EditShare empowers the media and entertainment industry to craft and sharetheir stories through smart technology, offering a number of Emmy award-winning solutions for collaborative storage and media management workflows.

Founded in 2004, EditShare is headquartered in Watertown, Massachusetts withadditional offices in the UK and Australia.

The Challenge

EditShare customers were looking for a solution that could help resolve the endless task of manually adding additional metadata to each of their assets within the EditShare ecosystem.

They wanted a way for the data to be available for everyone in a variety of roles including Producers, Media Assistants and Editors.
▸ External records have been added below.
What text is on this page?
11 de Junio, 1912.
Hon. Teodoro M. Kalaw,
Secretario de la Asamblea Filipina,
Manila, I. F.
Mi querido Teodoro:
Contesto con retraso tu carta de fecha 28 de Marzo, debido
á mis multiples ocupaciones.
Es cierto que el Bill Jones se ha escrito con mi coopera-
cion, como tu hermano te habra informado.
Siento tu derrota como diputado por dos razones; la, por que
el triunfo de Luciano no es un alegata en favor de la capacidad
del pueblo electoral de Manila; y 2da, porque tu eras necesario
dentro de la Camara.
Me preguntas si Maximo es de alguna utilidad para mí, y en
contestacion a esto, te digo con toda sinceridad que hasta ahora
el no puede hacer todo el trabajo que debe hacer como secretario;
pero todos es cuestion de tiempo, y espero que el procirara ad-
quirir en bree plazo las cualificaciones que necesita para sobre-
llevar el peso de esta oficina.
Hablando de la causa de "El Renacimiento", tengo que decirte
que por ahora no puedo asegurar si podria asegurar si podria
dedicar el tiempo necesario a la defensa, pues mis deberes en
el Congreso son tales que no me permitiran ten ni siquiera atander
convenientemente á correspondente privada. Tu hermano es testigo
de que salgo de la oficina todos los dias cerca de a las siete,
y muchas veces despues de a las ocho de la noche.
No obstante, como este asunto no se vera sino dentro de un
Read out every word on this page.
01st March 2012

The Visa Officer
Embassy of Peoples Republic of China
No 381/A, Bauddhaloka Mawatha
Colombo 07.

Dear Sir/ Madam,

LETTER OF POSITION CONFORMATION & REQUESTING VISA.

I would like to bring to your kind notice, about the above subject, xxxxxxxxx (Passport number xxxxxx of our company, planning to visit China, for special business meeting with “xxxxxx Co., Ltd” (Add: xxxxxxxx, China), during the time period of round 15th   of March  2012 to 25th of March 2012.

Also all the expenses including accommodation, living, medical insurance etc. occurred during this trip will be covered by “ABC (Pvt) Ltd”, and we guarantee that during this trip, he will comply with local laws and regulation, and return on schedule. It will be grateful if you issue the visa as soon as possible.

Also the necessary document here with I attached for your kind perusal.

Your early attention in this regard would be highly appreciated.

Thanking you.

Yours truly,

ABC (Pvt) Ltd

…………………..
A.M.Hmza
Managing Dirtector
They knew there must be a faster and more efficient way to do this.


Solution

Integration of the Mobius Labs SDK through APIs meant that Mobius Labs could offer EditShare customers a wide choice of solutions to this problem including:

Automated Video Keyword Identification
to analyze video content and describe it using a catalog of thousands of tags.

Shot Detection
to highlight relevant shots and automatically create segments.

Face Detection
that can save users time from manually reviewing and tagging content by adding tags using a database of thousands of celebrities and public figures.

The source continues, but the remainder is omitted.